NOW FOR some reason L.A. attracts the clowns. I refer you to Al Davis sans the grease paint, and Georgia Frontiere sans the pancake makeup--yikes. After those two left, the Seahawks’ bozo owner Ken Behring tried moving his team into Rams Park before being sent back to Seattle, where he was forced to sell the team.
So far Arizona Cardinal owner Bill Bidwill has taken the hint and not tried to run the concrete barriers at the border, but here we go again.
The Spanos Goofs have already taken steps to worm their way into your affections, striking a deal to conduct training camp in Carson next summer. You have to figure any team that’s willing to spend its summer in Carson ranks right up there with the 300 Spartans. Now the Colts are warming up the Mayflower.
Drew Brees and LaDainian Tomlinson or Manning and James? Interesting.
Irsay or the Spanos Goofs? Depressing.
TOM & Aida, our neighbors, have sold their home, but refused to inform the buyer who lives next door. I wonder if Irsay has bought a home in California yet?
I TOLD Garret Anderson he was having an MVP season before Monday night’s game with Oakland, and got the same kind of disinterested response I usually get from him. I prodded him for a response, and he said, “That’s funny after some of the things that have been said around here about me.”
I thought all Disney employees were supposed to report to work with a smile on their face.
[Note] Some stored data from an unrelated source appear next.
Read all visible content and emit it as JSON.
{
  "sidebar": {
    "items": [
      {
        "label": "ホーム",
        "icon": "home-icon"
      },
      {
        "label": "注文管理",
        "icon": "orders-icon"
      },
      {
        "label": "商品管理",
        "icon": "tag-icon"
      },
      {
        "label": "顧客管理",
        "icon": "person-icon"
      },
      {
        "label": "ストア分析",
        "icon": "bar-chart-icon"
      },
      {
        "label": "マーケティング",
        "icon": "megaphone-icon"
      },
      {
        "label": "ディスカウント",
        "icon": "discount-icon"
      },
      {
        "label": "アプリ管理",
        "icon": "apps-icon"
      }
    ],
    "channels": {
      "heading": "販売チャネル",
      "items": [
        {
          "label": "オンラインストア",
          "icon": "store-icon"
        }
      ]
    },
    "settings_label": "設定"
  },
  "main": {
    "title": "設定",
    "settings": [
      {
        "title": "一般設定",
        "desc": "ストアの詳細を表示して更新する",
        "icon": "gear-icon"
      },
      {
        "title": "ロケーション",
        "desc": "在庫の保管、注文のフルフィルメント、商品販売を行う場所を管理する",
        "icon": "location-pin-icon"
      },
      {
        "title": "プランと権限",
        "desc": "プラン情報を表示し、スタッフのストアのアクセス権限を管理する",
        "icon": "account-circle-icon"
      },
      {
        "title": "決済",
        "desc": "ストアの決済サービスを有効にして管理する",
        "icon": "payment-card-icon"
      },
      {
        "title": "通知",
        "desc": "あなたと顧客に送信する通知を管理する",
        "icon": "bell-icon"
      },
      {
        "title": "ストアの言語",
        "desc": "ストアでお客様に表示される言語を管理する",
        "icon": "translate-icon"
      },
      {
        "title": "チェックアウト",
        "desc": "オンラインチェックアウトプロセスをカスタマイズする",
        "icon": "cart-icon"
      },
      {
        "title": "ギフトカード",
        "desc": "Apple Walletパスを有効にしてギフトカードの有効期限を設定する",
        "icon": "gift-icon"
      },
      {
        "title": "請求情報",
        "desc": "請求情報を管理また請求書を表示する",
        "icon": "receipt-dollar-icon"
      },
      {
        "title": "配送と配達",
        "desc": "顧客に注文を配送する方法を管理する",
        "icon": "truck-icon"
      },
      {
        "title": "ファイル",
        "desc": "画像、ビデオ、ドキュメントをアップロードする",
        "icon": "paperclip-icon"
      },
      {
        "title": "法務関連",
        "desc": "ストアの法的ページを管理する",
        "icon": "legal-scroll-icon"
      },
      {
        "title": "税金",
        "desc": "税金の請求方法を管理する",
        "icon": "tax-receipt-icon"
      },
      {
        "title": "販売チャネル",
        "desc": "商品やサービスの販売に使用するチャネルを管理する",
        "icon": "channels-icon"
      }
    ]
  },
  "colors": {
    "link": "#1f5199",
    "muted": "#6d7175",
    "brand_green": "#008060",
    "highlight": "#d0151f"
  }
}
But then he went out, hit a homer and singled sharply to right, and I hope they vote him MVP, just so he has to act happy while receiving the award.
AFTER THE Texans won their first game, a sports columnist for the Houston Chronicle wrote: “The Texans came out like old-time gunslingers, their six-shooters blazing, and served notice there was a new marshal in town.”
Just think, if we had gotten the team instead of Houston, I could have written like that.
HOW ‘BOUT them Cowboys?
AFTER RAM Coach Mike Martz irritated the local media by closing practices and then losing to the Broncos, a sports columnist for the St. Louis Post Dispatch wrote: “Brilliant decision to close practices, Mike Martz. Now we know why you banned the media: you didn’t want us to see that you and the players were unprepared to open the season. Hey, at least we know what the Rams were working on all week during their clandestine, closed-door, top-secret practices: Sleepwalking.”
Just think, if the Rams hadn’t moved, I could have written like that.
THE LAST time a Trojan returned a kickoff for a touchdown, Chad Morton was carrying the ball 98 yards in the Coliseum, making Paul Hackett a winner in his first game as USC’s coach. On Sunday, Morton, now with the Jets, became the first player in NFL history to return a kickoff for a touchdown during both regulation and overtime play. Hackett is now an assistant coach with the Jets.
SLAM MAGAZINE offers its preseason top 20 basketball teams, placing UCLA 13th and Kansas No. 1. It also gives its women’s top 10, but who cares?
TODAY’S LAST word comes in e-mail from Harry B.:
“Please consider getting off the backs of Grocery Store Baggers. I’m 83 years old and worked as a ‘box boy’ for 24 cents per hour when I was 16. There were 10 guys waiting in the wings if I failed to past muster.”